I'm 49 and in the throes of (peri?)menopause. I've told my partner about a few things I'm experiencing and he listenes but doesnt really offer anything. What can he offer? I dont want sympathy, he can't empathise and he can't offer practical solutions.
He has a lot more lived experience of menopause than I do but he stil can't offer anything because he knows women's experience of it are different.
If I take myself to bed or need some time on my own, he will get on with gardening or tidying the house etc. But I don't really feel the need to talk about how I'm feeling because I don't really see the point or feel the need.
I’ve tried to reach out to family and friends but I get the impression no one needs my negative energy around.
Can you elaborate on this?
IME of older friends who've been through menopause etc, they would talk about it together, joke, laugh, take the piss put of themselves a little bit in a light hearted way.

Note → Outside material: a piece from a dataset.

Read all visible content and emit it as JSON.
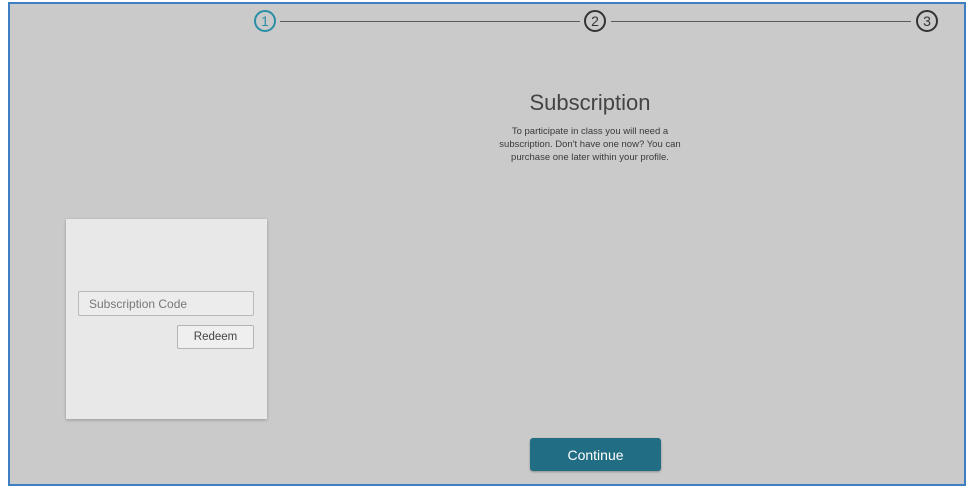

They all knew that they didn't need to go into chapter and verse about it because they all knew the others 'got it'. They didn't need to convince anyone.

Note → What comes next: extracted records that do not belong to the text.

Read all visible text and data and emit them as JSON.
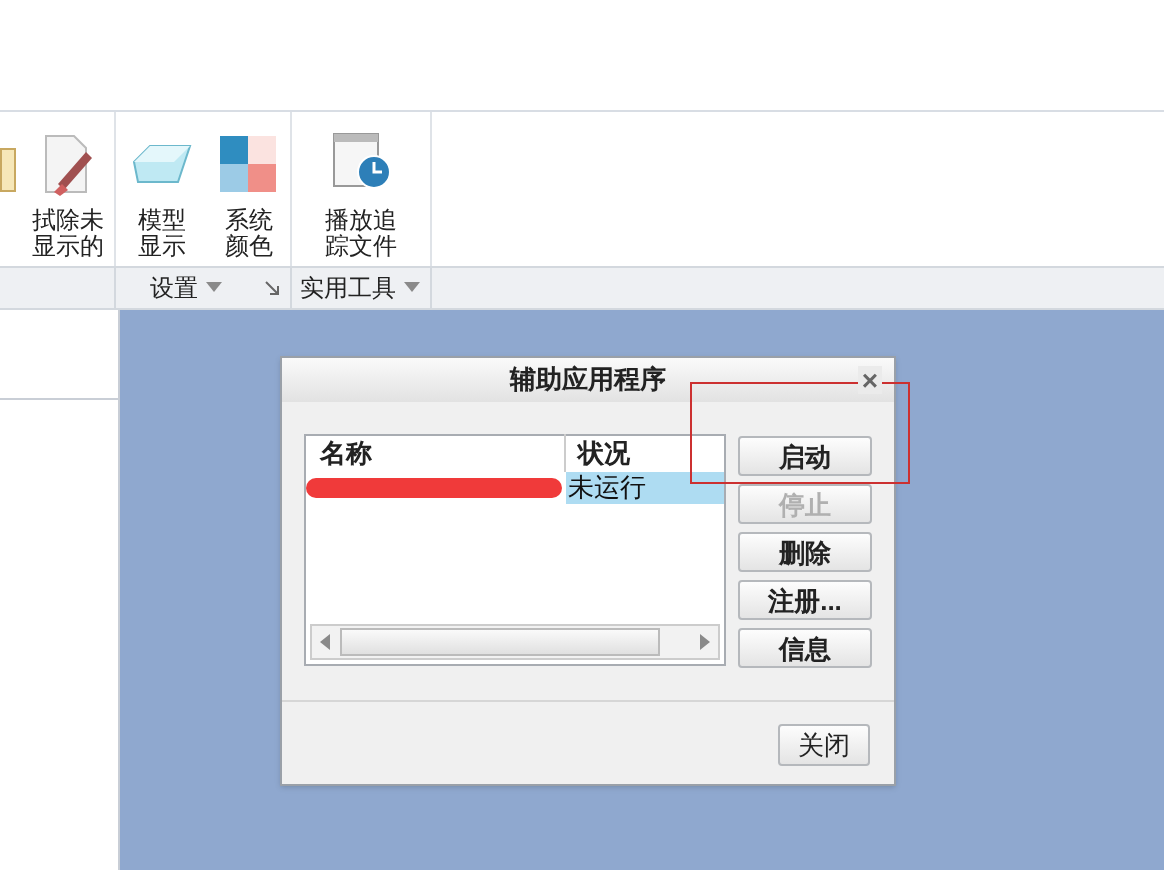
{
  "ribbon": {
    "items": [
      {
        "kind": "erase",
        "lines": [
          "拭除未",
          "显示的"
        ]
      },
      {
        "kind": "model",
        "lines": [
          "模型",
          "显示"
        ]
      },
      {
        "kind": "color",
        "lines": [
          "系统",
          "颜色"
        ]
      },
      {
        "kind": "trace",
        "lines": [
          "播放追",
          "踪文件"
        ]
      }
    ],
    "groups": [
      {
        "label": "设置",
        "launcher": true
      },
      {
        "label": "实用工具",
        "launcher": false
      }
    ]
  },
  "dialog": {
    "title": "辅助应用程序",
    "close_glyph": "×",
    "columns": [
      "名称",
      "状况"
    ],
    "rows": [
      {
        "status": "未运行",
        "selected": true,
        "redacted": true
      }
    ],
    "buttons": [
      {
        "label": "启动",
        "disabled": false,
        "highlighted": true
      },
      {
        "label": "停止",
        "disabled": true,
        "highlighted": false
      },
      {
        "label": "删除",
        "disabled": false,
        "highlighted": false
      },
      {
        "label": "注册...",
        "disabled": false,
        "highlighted": false
      },
      {
        "label": "信息",
        "disabled": false,
        "highlighted": false
      }
    ],
    "footer_button": "关闭"
  }
}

It is also quite hard to be on the receiving end if someone wants to 'doomdump', especially if it happens a lot, because very few people have no problems of their own and most people want to enjoy themselves if they meet with friends etc and forget about problems for a while. Not listen to someone else's.
Most people are happy to do it once or even a few times but when they sense that that is what they are going to get every time they meet up, they do start to withdraw. Unless people are 'rescuers' and feel a strong desire to listen and support (usually to the detriment of, or as a way of avoiding addressing, their own needs/problems), they are really just putting their own boundaries in place to protect their own MH.